In 1902, the young German writer Rainer Maria Rilke traveled to Paris to write a monograph on the sculptor Auguste Rodin. He returned many times over the course of his life, by turns inspired and appalled by the city's high culture and low society, and his writings give a fascinating insight into Parisian art and culture in the last century. Paris was a lifelong source of inspiration for Rilke. Perhaps most significantly, the letters he wrote about it formed the basis of his prose masterpiece, The Notebooks of Malte Laurids Brigge.

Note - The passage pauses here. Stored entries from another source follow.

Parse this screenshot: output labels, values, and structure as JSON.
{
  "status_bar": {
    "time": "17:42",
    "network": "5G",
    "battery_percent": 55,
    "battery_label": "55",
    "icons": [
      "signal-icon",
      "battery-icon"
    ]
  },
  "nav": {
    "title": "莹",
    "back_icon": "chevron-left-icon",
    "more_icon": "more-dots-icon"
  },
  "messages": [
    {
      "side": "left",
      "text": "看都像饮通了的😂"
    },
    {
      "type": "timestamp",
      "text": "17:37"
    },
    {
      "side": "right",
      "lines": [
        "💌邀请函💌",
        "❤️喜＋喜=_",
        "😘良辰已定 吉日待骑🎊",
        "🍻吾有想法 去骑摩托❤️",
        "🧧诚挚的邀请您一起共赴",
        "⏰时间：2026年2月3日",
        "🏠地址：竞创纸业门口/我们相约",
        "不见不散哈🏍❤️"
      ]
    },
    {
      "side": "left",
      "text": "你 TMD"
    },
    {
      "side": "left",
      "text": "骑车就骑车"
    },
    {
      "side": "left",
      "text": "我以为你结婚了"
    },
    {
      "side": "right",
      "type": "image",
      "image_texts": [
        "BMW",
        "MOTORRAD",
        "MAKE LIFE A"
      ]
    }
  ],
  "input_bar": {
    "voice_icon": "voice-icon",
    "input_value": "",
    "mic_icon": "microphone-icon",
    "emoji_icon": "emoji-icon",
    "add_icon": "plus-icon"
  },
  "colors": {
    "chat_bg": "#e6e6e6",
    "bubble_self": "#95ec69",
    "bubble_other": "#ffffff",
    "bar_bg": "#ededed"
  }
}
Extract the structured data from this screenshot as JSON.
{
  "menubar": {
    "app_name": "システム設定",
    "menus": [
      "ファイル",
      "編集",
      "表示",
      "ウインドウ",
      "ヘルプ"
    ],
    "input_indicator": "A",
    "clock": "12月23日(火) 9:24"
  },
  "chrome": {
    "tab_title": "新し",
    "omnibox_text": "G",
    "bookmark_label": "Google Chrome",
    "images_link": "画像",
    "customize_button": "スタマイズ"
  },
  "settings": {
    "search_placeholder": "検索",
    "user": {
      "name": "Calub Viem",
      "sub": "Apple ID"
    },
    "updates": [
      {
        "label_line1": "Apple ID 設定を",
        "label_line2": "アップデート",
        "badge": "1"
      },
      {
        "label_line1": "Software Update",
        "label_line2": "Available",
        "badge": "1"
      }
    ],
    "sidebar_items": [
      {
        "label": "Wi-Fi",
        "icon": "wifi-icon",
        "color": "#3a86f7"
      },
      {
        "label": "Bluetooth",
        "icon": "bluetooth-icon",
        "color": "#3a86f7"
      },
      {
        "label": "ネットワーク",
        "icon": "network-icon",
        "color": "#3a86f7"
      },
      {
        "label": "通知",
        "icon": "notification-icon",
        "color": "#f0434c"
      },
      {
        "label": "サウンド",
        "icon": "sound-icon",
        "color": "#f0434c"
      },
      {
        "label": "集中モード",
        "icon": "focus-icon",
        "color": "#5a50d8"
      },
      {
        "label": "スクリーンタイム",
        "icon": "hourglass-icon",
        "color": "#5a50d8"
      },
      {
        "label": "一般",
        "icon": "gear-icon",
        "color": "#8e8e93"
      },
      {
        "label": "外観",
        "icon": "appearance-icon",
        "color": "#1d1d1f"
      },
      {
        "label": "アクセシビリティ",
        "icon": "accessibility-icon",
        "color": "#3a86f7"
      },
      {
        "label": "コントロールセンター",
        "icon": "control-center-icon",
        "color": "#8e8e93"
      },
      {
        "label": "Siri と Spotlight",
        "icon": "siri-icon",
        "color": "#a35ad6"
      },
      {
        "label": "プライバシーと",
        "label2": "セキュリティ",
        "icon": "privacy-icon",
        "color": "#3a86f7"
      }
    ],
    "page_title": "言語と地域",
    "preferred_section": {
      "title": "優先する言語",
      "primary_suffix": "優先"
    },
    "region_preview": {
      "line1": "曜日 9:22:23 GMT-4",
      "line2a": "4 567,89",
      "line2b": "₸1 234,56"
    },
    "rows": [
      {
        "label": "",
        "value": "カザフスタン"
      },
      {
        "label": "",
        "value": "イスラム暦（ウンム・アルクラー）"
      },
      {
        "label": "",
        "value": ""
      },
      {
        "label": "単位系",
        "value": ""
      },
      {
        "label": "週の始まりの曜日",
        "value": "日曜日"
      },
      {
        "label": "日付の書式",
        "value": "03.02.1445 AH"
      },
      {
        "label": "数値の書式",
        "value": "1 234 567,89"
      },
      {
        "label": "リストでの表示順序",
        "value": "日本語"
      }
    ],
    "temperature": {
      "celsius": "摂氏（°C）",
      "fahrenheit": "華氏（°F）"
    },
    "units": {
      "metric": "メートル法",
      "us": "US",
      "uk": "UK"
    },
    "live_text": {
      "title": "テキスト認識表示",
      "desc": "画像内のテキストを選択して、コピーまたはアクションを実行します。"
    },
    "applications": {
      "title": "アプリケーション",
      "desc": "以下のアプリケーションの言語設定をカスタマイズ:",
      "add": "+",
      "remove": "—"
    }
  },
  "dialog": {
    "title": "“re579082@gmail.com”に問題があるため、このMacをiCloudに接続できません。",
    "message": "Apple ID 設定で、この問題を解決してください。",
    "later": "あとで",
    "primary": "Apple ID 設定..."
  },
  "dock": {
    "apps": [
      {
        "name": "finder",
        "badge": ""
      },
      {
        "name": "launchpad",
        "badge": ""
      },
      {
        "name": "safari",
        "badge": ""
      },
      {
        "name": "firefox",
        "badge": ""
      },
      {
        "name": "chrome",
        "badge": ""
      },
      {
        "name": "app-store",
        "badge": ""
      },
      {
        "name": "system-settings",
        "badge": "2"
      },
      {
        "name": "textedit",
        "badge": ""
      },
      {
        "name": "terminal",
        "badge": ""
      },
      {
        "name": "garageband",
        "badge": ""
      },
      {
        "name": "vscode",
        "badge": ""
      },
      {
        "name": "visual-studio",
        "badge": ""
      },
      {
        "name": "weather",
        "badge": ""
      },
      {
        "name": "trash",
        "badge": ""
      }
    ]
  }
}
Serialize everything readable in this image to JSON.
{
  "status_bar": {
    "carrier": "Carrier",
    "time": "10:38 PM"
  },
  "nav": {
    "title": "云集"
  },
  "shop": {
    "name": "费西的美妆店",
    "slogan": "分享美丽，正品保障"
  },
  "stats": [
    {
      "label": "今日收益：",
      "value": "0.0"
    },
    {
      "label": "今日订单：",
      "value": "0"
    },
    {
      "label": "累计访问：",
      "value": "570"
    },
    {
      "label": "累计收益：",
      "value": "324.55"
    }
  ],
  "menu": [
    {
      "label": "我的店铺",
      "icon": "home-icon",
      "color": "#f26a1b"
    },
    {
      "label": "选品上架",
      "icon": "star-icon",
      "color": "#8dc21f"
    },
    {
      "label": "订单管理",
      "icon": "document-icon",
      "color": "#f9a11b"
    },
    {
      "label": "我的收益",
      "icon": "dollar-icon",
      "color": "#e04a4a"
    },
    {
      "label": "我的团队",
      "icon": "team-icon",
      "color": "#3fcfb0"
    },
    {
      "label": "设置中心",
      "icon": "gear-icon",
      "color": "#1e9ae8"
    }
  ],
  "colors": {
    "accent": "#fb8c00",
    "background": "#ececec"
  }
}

Much of this work, despite its perennial popularity in French, German, and Italian, has never before been translated into English. This volume brings together a translation of Rilke's essay on poetry, 'Notes on the Melody of Things' and the first English translation of Rilke's experiences in Paris as observed by his French translator.
PUBLISHERS WEEKLY
French publisher and translator Betz's 1941 account, here in its first English translation, of Rainer Maria Rilke's time spent living in Paris, provides an intriguing if less than fully satisfying glimpse of early-20th-century literary Paris. Betz, who translated many of Rilke's works into French, begins by explaining that the poet first arrived in Paris in 1902 in order to write about Rodin, becoming the sculptor's sometimes abject disciple: "Most revered master... My soul opens to your words." Later, Rilke and Rodin had a break, and Rilke came to love Paris itself, intermittently residing in the city until 1914, and returning there in 1925, when he and Betz met. Modern readers will likely find the grand pronouncements Betz quotes Rilke making "Paris is... so content with its greatness and smallness that it can't distinguish between them" rather bizarre. A strong plus for this volume is Rilke's fine "Notes on the Melodies of Things," included at the end, a short series of aphoristic ruminations inspired by his studies of Italian Renaissance painting. While Stone's introduction provides some explanation of this book's background, a lay reader is likely to crave more context for its significance to Rilke's work, and a stronger rationale, beyond Rilke's fame, for its belated publication in English.